The precog half is pretty straightforwards, Diavolo tries to plan ahead for every eventuality and this just makes that literal. It's the second half I'm more interested in here, where KC's abilities manifest as means of Diavolo hiding from the world. It allows him to hide evidence of the past, to hide truth in the present, but more than anything else it allows him to hide himself. This is why he has an ability so broken as time erasure, yet cannot affect anything while using it. He has hidden himself from the world so thoroughly that he has removed himself from reality and the chain of cause to effect, only able to observe but not interact. For 10 seconds he gets to live his dream of the ultimate ghost, a non-existence in the world, but it comes at the cost of being a part of the world in a direct sense. By doing this he has put himself into a place where a single slip up in a fight could and eventually did mean his death(s) in quite fittingly the same manner as a crime lord has to carefully hide their enterprise to prevent a single crack bringing the full weight of the law down.

This is, a little further extended, why Golden Wind Requiem is primed to counter him. It also bends reality, but while Diavolo endeavors to remove himself from it Giorno's life giving ability represents the essence of it. GWR is able to reach out into the void of Diavolo's non-existence and drag him kicking and screaming back into reality over and over again because no one can hide from life forever.
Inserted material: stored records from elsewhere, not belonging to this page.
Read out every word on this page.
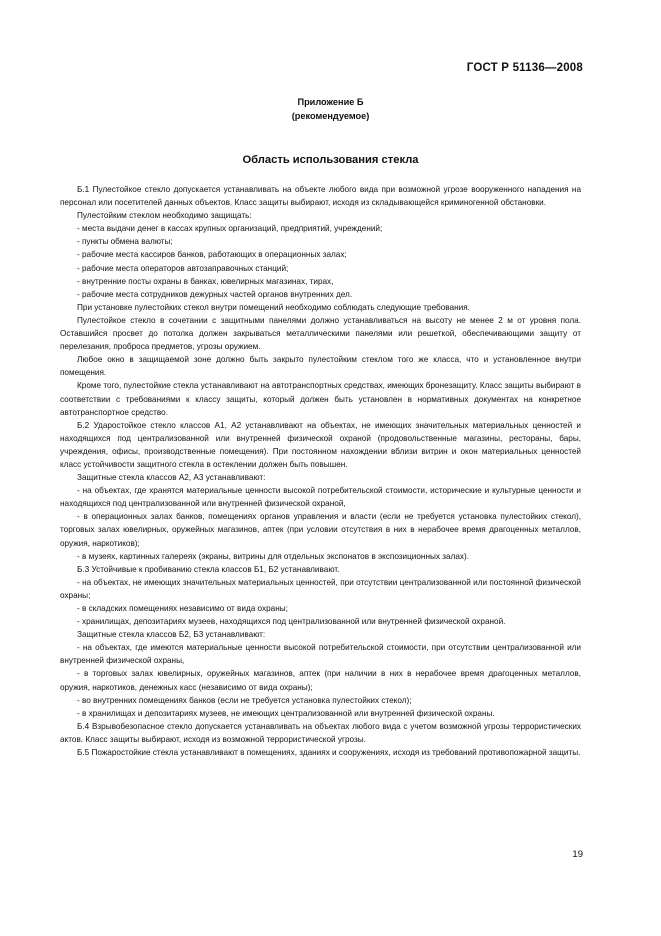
ГОСТ Р 51136—2008
Приложение Б
(рекомендуемое)
Область использования стекла

Б.1 Пулестойкое стекло допускается устанавливать на объекте любого вида при возможной угрозе вооруженного нападения на персонал или посетителей данных объектов. Класс защиты выбирают, исходя из складывающейся криминогенной обстановки.

Пулестойким стеклом необходимо защищать:

- места выдачи денег в кассах крупных организаций, предприятий, учреждений;

- пункты обмена валюты;

- рабочие места кассиров банков, работающих в операционных залах;

- рабочие места операторов автозаправочных станций;

- внутренние посты охраны в банках, ювелирных магазинах, тирах,

- рабочие места сотрудников дежурных частей органов внутренних дел.

При установке пулестойких стекол внутри помещений необходимо соблюдать следующие требования.

Пулестойкое стекло в сочетании с защитными панелями должно устанавливаться на высоту не менее 2 м от уровня пола. Оставшийся просвет до потолка должен закрываться металлическими панелями или решеткой, обеспечивающими защиту от перелезания, проброса предметов, угрозы оружием.

Любое окно в защищаемой зоне должно быть закрыто пулестойким стеклом того же класса, что и установленное внутри помещения.

Кроме того, пулестойкие стекла устанавливают на автотранспортных средствах, имеющих бронезащиту. Класс защиты выбирают в соответствии с требованиями к классу защиты, который должен быть установлен в нормативных документах на конкретное автотранспортное средство.

Б.2 Ударостойкое стекло классов А1, А2 устанавливают на объектах, не имеющих значительных материальных ценностей и находящихся под централизованной или внутренней физической охраной (продовольственные магазины, рестораны, бары, учреждения, офисы, производственные помещения). При постоянном нахождении вблизи витрин и окон материальных ценностей класс устойчивости защитного стекла в остеклении должен быть повышен.

Защитные стекла классов А2, А3 устанавливают:

- на объектах, где хранятся материальные ценности высокой потребительской стоимости, исторические и культурные ценности и находящихся под централизованной или внутренней физической охраной,

- в операционных залах банков, помещениях органов управления и власти (если не требуется установка пулестойких стекол), торговых залах ювелирных, оружейных магазинов, аптек (при условии отсутствия в них в нерабочее время драгоценных металлов, оружия, наркотиков);

- в музеях, картинных галереях (экраны, витрины для отдельных экспонатов в экспозиционных залах).

Б.3 Устойчивые к пробиванию стекла классов Б1, Б2 устанавливают.

- на объектах, не имеющих значительных материальных ценностей, при отсутствии централизованной или постоянной физической охраны;

- в складских помещениях независимо от вида охраны;

- хранилищах, депозитариях музеев, находящихся под централизованной или внутренней физической охраной.

Защитные стекла классов Б2, Б3 устанавливают:

- на объектах, где имеются материальные ценности высокой потребительской стоимости, при отсутствии централизованной или внутренней физической охраны,

- в торговых залах ювелирных, оружейных магазинов, аптек (при наличии в них в нерабочее время драгоценных металлов, оружия, наркотиков, денежных касс (независимо от вида охраны);

- во внутренних помещениях банков (если не требуется установка пулестойких стекол);

- в хранилищах и депозитариях музеев, не имеющих централизованной или внутренней физической охраны.

Б.4 Взрывобезопасное стекло допускается устанавливать на объектах любого вида с учетом возможной угрозы террористических актов. Класс защиты выбирают, исходя из возможной террористической угрозы.

Б.5 Пожаростойкие стекла устанавливают в помещениях, зданиях и сооружениях, исходя из требований противопожарной защиты.

19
It brings to life every bad ending that Diavolo ever tried to avoid, from getting run over in a freak accident to dying in a risky surgery. Life finally catches up to the man who ran from it.

  • Also, KC essentially erases cause while retaining effect.

    Diavolo is trying to erase his past. His own cause. To be nothing but the effect.

    Happy cake day!🎉

  • Yeah, I agree. Thematically, KC is all about parasiting the prophecies granted by fate. Diavolo doesn't create prophecies de novo (he does not have the power to manipulate an ongoing course of fate), but since (very unfortunately) he obtained the ability to precognize, he uses it for his own personal gain only - that is, the devil that plagues this world, a very large snake driven by hubris and greed.

    Such an existence is unworthy of eternity, because it lays on the air (like a certain stairway), not on truth. He's doomed to cause his own destruction. The personal hell he got put into by GER is the natural consequence of all the suffering he created on his own will. That's karmic retribution, the natural order of things catching up.

    GER (justice) is the very natural order of things - meaning justice is the path of truth, the one worthy of becoming eternity, and in Vento Aureo we have the joy of finally seeing reality being freed from one of its most infamous curses.

  • Fate manipulation, his ability manipulates fate.